Ideology is in decline, and Republicans are so hungry for a winner that they are beginning to read contradictory meanings into Dub’s deliberately vague formulations. Last week in California, Bush said that he was "against the spirit of [the anti-immigrant Proposition] 187 for my state" and said of Proposition 209, which ended state affirmative action, that he supported "the spirit of no quotas, no preferences," while emphasizing how important it was to keep open the doors of opportunity for all races. And yet, during last week’s trip, he won the support of 209 author Ward Connerly, who heard in Bush’s evasions an affirmation of the 209 position, even as Bush was doing everything he could to distance himself from that particular cause. This is the mark of a successful campaign: The last presidential candidate I’ve seen who could pick up supporters on both sides of a hot issue was Bill Clinton in 1992.

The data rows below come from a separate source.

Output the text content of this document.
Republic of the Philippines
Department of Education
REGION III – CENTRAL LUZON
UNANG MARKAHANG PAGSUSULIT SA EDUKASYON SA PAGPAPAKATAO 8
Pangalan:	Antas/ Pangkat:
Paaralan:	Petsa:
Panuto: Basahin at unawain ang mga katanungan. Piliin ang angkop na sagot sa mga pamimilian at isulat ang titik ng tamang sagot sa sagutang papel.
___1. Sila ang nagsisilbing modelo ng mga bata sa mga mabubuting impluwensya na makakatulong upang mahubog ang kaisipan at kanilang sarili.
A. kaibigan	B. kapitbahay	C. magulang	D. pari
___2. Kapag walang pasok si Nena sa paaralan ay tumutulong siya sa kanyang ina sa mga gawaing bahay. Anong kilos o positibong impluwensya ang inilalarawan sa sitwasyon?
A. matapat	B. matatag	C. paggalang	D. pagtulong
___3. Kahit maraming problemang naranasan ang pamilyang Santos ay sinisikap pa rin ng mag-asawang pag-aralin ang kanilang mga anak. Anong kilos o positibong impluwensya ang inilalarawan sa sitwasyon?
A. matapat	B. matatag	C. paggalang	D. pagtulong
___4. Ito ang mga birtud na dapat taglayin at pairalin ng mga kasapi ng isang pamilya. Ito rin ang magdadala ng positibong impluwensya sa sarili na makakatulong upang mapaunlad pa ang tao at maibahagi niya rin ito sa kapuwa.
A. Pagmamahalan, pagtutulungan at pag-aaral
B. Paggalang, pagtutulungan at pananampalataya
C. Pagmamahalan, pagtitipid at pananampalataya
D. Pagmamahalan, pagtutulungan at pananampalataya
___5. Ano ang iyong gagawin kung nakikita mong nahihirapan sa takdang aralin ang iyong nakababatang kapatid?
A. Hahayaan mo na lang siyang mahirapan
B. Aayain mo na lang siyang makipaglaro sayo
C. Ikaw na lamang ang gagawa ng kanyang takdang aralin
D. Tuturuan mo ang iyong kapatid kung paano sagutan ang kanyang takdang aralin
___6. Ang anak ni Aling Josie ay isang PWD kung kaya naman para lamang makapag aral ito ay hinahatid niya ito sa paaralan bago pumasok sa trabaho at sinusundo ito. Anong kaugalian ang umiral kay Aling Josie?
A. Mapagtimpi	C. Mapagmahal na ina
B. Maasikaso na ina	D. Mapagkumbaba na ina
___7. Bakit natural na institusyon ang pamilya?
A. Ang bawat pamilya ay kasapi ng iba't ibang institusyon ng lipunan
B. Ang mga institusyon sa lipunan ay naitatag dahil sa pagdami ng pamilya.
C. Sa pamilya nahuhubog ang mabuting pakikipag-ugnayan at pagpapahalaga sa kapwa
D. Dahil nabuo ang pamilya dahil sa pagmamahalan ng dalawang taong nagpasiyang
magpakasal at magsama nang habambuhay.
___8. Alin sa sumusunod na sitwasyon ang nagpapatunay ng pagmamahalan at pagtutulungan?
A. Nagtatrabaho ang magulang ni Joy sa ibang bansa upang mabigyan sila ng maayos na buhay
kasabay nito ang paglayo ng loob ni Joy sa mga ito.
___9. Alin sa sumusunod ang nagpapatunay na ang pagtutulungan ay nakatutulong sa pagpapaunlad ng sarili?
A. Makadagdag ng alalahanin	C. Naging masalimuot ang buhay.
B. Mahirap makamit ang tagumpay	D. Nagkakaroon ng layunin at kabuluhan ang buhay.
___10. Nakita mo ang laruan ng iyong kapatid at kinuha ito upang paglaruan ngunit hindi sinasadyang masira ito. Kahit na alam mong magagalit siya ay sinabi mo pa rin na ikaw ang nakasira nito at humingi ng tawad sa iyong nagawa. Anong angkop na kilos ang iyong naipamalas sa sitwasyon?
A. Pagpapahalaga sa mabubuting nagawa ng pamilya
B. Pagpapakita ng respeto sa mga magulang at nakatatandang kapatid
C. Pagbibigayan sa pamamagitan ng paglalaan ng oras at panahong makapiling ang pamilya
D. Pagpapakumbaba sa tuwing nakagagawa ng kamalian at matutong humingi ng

But Bush has got a long way to go before he can be acclaimed — in electoral terms — as the GOP’s Clinton. For one thing, Clinton ran in ’92 only after painstakingly neutralizing all the GOP’s traditional wedge issues: He favored the death penalty, he opposed welfare, he attacked Jesse Jackson. Bush comes to the campaign with a record of opposition to gun control and abortion rights, two issues on which the Democrats are sure to clobber him in California and in swing counties around the nation.

Second, Clinton was a phenomenal campaigner — able to connect with virtually any audience on both a political and a visceral level. Bush may be a remarkable magnet for campaign cash, but there’s nothing special about his appearance on the hustings. At his fund-raiser at the Century Plaza last week, he entered the room and proceeded to go table to table, greeting his donors. After thanking 2,300 guests for shelling out a cool $2.3 million, however, he arrived at the podium exhausted, and labored through a stale, flat and weary recitation of a stump speech that, like his campaign, is only 1 month old. At minimum, the candidate’s manners are stepping on the candidate’s message.

More fundamentally, George W. Bush is the best-funded pig in a poke in the history of American politics. He has run for and held just one public office, and that during a time of exceptional prosperity. He boasts a reputation for being able to work with Texas Democrats, and poll ratings as high as they are likely to be ephemeral. On the downside, the policy advisers surrounding him are disproportionately those who oversaw the economic and foreign policies of his father: that is, recession at home and the descent-into-chaos of the former USSR and Yugoslavia abroad. His record of navigating rough political or governmental waters is all but nonexistent. Even more than the buyers of Internet stocks, the thousands of Republicans investing in Dub had better pray this particular bubble doesn’t burst.